Ньесса подняла голову и улыбнулась.

- Всегда. В Городе, когда я впервые попала туда, бытовала поговорка: истина - это то, что правильно для тебя, когда ты можешь позволить себе свежую рыбу семь раз в неделю. Так вот, - продолжала она, глядя на свое рукоделие, - теперь я могу позволить себе все, что пожелаю, в том числе и такое, чего даже не в силах вообразить. Истина - это то, что для меня правильно, а все остальное - предмет торга.

Алексий рассмеялся.

- Давненько я не слышал ее. Только мы говорили, истина - то, что для тебя правильно, когда сидишь в первых трех рядах.

- В Капитуле, - перебила Ньесса, - что означает, ты достиг четвертой степени или выше. Я это ненавидела. - Их глаза встретились, и Алексий увидел в них огонь, которого прежде не замечал. - Знаете, я ненавидела Фонд. Потому что они возомнили себя лучше всех благодаря своим знаниям, А они не знали ничего. Да, в Городе было полно людей, которые обладали знаниями, полезными знаниями: как делать механизмы, как извлекать селитру из мочи, как лечить зубную боль, не удаляя зуба, как изготавливать чистое цветное стекло, как делить столбиком. Назовите все что угодно, и где-нибудь в Перимадее отыскался бы человек, который умеет это делать и которого знают и уважают за его умение и мудрость. А Фонд не мог вытащить затычку из глиняной бутылки без помощи руководства, трех комментариев к нему и чертежа. Позвольте сказать вам вот что, патриарх Алексий. Я знаю о волшебстве больше, чем вы когда-либо узнаете, даже если станете в два раза старше, чем сейчас. Но я научилась этому не в Перимадее и не здесь, и вы не научитесь, если не будете делать то, о чем я прошу, как бы вы ни старались и ни пытались втянуть меня в препирательства, просто чтобы продемонстрировать свой скептицизм. - Она фыркнула и потерла нос тыльной стороной руки. - Впрочем, это был хороший ход.

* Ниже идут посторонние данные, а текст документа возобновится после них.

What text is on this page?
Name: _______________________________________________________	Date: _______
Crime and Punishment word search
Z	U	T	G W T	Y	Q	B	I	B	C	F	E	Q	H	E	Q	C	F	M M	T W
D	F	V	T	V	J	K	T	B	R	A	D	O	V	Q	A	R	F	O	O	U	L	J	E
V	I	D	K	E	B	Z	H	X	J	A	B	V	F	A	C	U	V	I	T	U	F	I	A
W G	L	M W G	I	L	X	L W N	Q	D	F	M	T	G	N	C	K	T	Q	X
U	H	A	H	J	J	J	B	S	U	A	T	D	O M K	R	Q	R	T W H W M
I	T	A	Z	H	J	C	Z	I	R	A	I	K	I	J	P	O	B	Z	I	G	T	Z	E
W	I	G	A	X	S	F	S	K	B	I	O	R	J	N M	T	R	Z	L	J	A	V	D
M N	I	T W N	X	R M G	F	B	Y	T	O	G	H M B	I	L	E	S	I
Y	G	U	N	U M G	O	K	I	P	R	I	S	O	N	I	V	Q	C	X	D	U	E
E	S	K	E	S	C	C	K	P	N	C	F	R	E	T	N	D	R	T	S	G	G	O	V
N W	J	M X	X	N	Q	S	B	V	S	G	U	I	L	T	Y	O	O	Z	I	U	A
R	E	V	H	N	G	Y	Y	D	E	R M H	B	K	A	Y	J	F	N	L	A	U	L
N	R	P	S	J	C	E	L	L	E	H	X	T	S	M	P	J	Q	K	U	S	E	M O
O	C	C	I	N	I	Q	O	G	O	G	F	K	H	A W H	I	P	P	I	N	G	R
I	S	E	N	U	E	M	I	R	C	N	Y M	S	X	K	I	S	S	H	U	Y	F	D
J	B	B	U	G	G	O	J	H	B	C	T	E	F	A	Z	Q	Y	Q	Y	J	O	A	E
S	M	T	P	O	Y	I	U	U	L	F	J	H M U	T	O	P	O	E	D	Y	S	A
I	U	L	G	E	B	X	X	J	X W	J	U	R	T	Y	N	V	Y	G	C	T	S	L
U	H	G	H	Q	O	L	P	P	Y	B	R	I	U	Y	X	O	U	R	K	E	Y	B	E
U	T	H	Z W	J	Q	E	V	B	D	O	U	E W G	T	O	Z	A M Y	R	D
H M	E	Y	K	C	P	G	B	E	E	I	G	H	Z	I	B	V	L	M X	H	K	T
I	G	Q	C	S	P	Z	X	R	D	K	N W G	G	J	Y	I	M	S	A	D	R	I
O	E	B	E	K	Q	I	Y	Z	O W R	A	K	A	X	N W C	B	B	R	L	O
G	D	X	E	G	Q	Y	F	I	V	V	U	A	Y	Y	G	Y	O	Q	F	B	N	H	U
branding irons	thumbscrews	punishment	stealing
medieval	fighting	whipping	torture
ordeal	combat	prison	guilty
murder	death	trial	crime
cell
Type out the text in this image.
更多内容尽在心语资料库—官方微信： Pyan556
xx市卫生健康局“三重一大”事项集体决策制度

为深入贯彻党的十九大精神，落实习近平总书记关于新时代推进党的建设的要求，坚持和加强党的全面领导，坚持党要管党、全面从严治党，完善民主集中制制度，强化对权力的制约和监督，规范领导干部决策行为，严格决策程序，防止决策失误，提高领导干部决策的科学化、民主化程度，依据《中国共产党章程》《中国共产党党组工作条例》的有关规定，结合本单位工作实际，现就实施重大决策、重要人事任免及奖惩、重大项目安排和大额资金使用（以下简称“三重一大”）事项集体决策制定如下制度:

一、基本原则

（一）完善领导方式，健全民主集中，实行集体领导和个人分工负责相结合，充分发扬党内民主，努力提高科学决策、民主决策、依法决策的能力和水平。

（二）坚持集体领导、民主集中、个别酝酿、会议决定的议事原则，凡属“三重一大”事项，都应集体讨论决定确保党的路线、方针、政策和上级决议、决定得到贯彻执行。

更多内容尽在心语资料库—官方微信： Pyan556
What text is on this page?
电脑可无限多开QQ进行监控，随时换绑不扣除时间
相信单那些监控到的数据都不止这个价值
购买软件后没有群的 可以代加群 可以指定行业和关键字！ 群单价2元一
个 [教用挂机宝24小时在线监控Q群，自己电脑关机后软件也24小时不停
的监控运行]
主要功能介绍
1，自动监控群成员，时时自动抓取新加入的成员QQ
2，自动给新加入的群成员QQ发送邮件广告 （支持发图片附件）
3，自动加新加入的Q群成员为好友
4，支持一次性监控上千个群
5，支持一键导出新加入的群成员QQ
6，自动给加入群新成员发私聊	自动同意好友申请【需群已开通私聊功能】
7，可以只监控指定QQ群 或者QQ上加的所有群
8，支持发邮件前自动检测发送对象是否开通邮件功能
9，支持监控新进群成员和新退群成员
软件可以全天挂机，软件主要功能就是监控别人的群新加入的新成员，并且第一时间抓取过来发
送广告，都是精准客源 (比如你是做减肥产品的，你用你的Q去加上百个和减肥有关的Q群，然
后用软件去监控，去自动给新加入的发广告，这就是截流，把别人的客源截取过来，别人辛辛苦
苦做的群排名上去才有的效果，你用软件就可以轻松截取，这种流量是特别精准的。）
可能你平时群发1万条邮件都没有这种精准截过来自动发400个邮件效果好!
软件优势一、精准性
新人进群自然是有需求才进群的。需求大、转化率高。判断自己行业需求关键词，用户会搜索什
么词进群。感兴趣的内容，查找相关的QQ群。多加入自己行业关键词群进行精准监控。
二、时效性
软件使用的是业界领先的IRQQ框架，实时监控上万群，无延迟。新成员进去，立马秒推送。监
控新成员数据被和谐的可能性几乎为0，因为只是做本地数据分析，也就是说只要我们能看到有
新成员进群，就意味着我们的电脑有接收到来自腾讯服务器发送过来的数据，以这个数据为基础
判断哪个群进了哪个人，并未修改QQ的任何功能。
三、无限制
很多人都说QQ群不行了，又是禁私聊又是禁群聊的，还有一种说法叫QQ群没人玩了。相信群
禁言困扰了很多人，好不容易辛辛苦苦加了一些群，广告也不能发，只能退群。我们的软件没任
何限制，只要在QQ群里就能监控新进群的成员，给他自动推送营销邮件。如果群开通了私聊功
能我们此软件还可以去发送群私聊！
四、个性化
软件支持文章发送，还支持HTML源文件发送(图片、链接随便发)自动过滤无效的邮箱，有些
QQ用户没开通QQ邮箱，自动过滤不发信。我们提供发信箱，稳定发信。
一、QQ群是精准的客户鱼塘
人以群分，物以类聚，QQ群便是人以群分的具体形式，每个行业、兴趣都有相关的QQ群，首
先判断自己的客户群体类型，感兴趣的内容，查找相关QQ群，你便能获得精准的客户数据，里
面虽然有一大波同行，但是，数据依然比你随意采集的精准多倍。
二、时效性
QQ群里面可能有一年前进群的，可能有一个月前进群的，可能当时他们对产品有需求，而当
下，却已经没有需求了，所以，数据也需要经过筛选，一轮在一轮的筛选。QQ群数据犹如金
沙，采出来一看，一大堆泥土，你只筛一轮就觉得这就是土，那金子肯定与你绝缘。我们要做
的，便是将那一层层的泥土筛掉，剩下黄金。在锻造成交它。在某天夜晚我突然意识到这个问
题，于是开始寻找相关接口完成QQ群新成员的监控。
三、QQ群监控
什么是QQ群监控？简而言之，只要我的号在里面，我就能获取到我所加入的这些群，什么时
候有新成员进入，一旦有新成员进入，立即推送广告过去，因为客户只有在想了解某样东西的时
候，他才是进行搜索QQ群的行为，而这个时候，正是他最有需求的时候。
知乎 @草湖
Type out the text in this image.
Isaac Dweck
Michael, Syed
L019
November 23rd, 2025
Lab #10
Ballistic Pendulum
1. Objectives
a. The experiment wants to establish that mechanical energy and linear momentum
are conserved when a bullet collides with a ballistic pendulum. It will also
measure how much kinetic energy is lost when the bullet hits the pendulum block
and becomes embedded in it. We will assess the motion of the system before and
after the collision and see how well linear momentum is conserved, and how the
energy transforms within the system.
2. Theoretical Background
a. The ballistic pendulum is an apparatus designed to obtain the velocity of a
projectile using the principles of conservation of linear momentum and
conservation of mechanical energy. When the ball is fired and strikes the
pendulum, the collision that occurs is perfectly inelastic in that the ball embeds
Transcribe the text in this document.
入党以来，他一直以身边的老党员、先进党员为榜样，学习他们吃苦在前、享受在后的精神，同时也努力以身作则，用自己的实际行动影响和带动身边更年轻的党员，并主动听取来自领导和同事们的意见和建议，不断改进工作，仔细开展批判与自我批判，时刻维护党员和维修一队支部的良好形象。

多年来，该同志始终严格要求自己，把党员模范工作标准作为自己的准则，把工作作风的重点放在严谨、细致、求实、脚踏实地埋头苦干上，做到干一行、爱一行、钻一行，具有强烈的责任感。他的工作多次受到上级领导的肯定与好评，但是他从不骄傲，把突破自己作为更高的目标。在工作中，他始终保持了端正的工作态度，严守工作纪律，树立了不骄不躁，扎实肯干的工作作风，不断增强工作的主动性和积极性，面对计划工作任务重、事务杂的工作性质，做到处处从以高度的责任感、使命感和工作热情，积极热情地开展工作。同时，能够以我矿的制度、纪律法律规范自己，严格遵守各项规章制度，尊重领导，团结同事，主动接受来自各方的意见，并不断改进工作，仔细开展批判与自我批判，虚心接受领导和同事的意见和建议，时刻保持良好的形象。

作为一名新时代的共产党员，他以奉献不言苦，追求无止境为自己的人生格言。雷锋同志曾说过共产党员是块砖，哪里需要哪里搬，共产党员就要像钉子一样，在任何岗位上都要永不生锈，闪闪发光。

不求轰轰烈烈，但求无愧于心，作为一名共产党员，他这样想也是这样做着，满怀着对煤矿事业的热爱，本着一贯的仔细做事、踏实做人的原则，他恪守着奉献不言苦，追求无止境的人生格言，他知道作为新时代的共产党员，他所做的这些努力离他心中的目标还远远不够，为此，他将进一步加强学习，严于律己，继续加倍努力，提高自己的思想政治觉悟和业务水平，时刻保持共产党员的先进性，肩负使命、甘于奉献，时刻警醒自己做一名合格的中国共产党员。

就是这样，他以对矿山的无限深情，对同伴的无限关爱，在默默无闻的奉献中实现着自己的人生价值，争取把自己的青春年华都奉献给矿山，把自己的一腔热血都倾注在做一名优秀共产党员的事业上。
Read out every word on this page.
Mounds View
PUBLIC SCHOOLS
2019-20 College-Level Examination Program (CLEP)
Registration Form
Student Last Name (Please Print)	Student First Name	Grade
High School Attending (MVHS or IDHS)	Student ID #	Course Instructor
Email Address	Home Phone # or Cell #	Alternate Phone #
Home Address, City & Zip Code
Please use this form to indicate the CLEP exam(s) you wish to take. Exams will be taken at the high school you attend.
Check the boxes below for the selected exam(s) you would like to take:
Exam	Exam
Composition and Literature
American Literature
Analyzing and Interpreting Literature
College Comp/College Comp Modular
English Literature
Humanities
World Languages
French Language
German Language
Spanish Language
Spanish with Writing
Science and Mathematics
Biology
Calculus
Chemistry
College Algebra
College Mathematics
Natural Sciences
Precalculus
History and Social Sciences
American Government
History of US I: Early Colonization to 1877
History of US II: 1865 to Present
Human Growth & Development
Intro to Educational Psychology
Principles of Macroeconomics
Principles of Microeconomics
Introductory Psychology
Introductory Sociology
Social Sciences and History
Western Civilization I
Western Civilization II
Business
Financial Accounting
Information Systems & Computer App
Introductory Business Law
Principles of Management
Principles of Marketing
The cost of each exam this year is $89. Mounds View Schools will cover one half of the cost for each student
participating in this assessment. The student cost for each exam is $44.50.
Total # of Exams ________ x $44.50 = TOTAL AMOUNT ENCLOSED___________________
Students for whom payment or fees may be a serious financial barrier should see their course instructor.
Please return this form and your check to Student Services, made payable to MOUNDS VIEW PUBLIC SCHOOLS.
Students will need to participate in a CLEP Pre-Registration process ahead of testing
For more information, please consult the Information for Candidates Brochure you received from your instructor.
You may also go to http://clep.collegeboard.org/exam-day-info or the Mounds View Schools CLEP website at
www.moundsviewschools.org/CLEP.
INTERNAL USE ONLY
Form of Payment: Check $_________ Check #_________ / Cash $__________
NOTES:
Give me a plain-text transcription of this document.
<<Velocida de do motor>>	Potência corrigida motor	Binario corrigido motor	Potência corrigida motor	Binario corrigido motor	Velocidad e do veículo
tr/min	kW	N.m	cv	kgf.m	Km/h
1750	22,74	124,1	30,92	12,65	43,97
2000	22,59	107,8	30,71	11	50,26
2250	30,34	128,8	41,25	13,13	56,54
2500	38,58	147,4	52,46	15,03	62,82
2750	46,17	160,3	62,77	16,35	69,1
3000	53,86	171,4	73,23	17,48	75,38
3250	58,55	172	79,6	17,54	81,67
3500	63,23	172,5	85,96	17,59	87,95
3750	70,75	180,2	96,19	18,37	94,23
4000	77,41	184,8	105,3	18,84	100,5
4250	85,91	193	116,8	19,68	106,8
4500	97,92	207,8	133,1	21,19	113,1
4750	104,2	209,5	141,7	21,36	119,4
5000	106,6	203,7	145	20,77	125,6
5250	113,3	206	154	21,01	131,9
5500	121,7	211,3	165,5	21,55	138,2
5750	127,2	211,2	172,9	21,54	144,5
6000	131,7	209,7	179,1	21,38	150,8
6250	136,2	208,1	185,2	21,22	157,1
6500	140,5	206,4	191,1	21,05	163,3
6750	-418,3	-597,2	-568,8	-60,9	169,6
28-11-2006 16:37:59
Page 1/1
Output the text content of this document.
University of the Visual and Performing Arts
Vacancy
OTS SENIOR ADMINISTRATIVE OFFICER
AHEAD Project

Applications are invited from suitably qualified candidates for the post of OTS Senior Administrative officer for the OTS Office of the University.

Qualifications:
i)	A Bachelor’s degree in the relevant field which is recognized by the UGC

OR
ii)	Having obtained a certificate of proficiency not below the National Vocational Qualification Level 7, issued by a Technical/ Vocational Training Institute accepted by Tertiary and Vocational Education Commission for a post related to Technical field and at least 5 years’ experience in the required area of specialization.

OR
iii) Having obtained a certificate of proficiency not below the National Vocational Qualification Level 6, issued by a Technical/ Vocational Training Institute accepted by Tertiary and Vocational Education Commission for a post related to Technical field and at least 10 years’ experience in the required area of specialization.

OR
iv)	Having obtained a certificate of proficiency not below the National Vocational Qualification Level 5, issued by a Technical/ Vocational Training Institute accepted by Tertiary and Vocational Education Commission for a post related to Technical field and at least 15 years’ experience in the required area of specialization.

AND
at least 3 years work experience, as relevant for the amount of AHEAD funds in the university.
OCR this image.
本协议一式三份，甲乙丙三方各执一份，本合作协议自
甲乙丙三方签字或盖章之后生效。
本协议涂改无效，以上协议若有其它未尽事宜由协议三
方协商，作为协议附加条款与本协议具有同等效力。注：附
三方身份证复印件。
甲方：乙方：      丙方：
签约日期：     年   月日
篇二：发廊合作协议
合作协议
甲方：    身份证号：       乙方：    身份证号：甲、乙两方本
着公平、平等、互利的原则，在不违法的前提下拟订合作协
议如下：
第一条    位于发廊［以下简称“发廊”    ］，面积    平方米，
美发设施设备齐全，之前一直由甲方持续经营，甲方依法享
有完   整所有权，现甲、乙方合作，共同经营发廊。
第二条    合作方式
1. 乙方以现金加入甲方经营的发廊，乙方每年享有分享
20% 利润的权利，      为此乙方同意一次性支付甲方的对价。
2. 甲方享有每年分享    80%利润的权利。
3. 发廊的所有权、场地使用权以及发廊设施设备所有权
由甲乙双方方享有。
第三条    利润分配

Вы - единственный ученый, который мог бы зарабатывать себе на жизнь по ярмаркам.

Алексий кивнул, принимая комплимент, и удивился: сколько во всем этом настоящего, а сколько - просто торговля? Эта женщина может быть кем угодно, вообще кем угодно, только чтобы выторговать более выгодные условия. Вот сейчас она мучительно сшивает кусочки материала, чтобы сделать лоскутное одеяло; она стала простой, практичной и деловой крестьянкой, чтобы деморализовать меня, ученого-белоручку из Города. Завтра она будет директором Банка, объясняя делегации фермеров, почему повысились проценты по закладным, а на следующий день кем-нибудь еще; и все это она, и она - все они, и никто из них не настоящий. Между тем мы сидим тут уже битый час с лишним, а я еще даже не начал делать то, что она сказала, а у нее такой плотный график. Очень неплохо для старого книжного червя.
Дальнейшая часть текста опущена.